Readers of these lascivious books (can you tell I’m pulling out all the synonyms?) can be as young as nine-years-old! Would you let your children read the following best sellers?

  • Gossip Girl by Cecily von Ziegesar (Little, Brown and Co., $9.99). This series about wealthy Upper East Side New York City high-schoolers has sold 2.2 million copies in this country alone. The seventh installment, Nobody Does It Better has been on The New York Times’ best-sellers list since May. (No. 8 hits bookstores in October.) A spin-off series, The It Girl debuts in November.
  • The Clique by Lisi Harrison (Little, Brown and Co., $9.99). The series, about a group of friends at a private upscale New York City suburban school, is geared more toward younger girls, ages 9 to 12. No. 4 is due in October. Harrison is under contract through book No. 8.
  • The A-List by Zoey Dean (Little, Brown and Co., $9.99). Dean is a pseudonym for a writing team, but that hasn’t slowed this series’ popularity about teenage Anna’s move from Manhattan high society to Hollywood’s high school in-crowd. Book No. 5, Back in Black comes out in September.
  • The Au Pairs by Melissa de la Cruz (Simon & Schuster, $14.95). Skinny-dipping is the second in this summer series about three teenage au pairs in the exclusive Hamptons on Long Island, N.Y. De la Cruz is signed for Book 3, which is scheduled to be out next summer. Her new series, “Blue Bloods,” is about rich kids who also are vampires. It is due out next year also.

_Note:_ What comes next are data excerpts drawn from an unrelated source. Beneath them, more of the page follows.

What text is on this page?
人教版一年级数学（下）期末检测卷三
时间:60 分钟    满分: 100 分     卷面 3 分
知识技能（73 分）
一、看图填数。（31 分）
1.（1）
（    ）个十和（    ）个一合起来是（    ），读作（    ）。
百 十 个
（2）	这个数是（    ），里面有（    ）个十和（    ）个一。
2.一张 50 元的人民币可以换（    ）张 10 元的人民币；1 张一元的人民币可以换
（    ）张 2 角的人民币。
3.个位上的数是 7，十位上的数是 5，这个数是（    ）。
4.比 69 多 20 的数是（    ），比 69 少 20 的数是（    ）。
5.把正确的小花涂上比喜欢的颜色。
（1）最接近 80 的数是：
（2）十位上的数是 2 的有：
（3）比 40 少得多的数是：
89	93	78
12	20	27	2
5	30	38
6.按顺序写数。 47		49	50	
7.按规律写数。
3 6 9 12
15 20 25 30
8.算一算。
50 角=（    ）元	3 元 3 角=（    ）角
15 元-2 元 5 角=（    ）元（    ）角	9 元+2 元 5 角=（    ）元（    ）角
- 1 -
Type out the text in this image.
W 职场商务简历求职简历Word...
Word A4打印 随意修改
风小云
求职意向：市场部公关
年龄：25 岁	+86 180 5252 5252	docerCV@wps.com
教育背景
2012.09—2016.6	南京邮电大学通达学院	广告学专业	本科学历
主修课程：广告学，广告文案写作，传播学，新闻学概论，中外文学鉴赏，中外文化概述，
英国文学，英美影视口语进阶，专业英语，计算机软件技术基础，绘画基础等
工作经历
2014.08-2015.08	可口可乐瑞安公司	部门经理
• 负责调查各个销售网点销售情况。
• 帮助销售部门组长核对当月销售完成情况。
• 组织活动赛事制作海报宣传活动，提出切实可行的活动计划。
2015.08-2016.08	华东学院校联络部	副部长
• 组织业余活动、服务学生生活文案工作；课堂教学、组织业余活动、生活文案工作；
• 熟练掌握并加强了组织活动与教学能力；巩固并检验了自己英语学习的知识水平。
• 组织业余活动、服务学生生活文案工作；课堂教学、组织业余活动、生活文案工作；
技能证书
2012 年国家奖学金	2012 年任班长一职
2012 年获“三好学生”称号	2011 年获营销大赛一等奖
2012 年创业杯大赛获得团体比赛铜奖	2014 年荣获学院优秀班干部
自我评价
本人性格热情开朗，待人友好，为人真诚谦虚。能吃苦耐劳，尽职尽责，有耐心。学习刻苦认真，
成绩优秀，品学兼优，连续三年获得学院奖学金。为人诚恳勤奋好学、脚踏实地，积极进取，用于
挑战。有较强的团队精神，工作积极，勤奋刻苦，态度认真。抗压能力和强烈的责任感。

I remember being both confused and embarrassed when I read Forever by Judy Blume sometime in junior high. I’d checked it out of the local public library and didn’t have a clue what it was about. Blume was tarnished in my mind forever after.

POSTED IN: Children's Books (11 to 14 yrs)

2 opinions for Popular Books for Tweens and Teens

  • Qadira
    Aug 9, 2005 at 10:30 am

    I’ve been a romance-novel reader since elementary school. I remember reading "Boy Meets Girl" in the 5th grade (mostly because I got caught reading it in class when I was supposed to be doing math, and suffered much humiliation) I think it might have been one of the Sweet Valley High books.

    I read Ursula K. LeGuin’s "Very Far Away from Anywhere Else", and a bunch of those ’serial novels’ that used to be published in the women’s magazines.

    I read the book "Lace" at the tender age of 12 or 13, and boy did that ever provide some non-school-related sex education.

    I think that saying kids are being exposed somehow to -more- in the books now than they ‘used to be’, is an error. I guess the difference is in what is being hyped and promoted, and I would agree that there seems to be more sex and relationships involved in what is advertised now than when I was a teen, and I would have to read the new books to be able to say if the Situations shown are more explicit than the ones in the books I read at that age.

    A lot of us read all the adult level books anyway, and weren’t so interested in the stuff marketed to us at the time.

  • Lei
    Aug 9, 2005 at 11:22 am

    Q, Come to think of it, I remember reading Clan of the Cave Bears and Danielle Steele in high school. *blush* As always, it’s still the parents and peers that influence kids’ behavior more than external things like video games and books.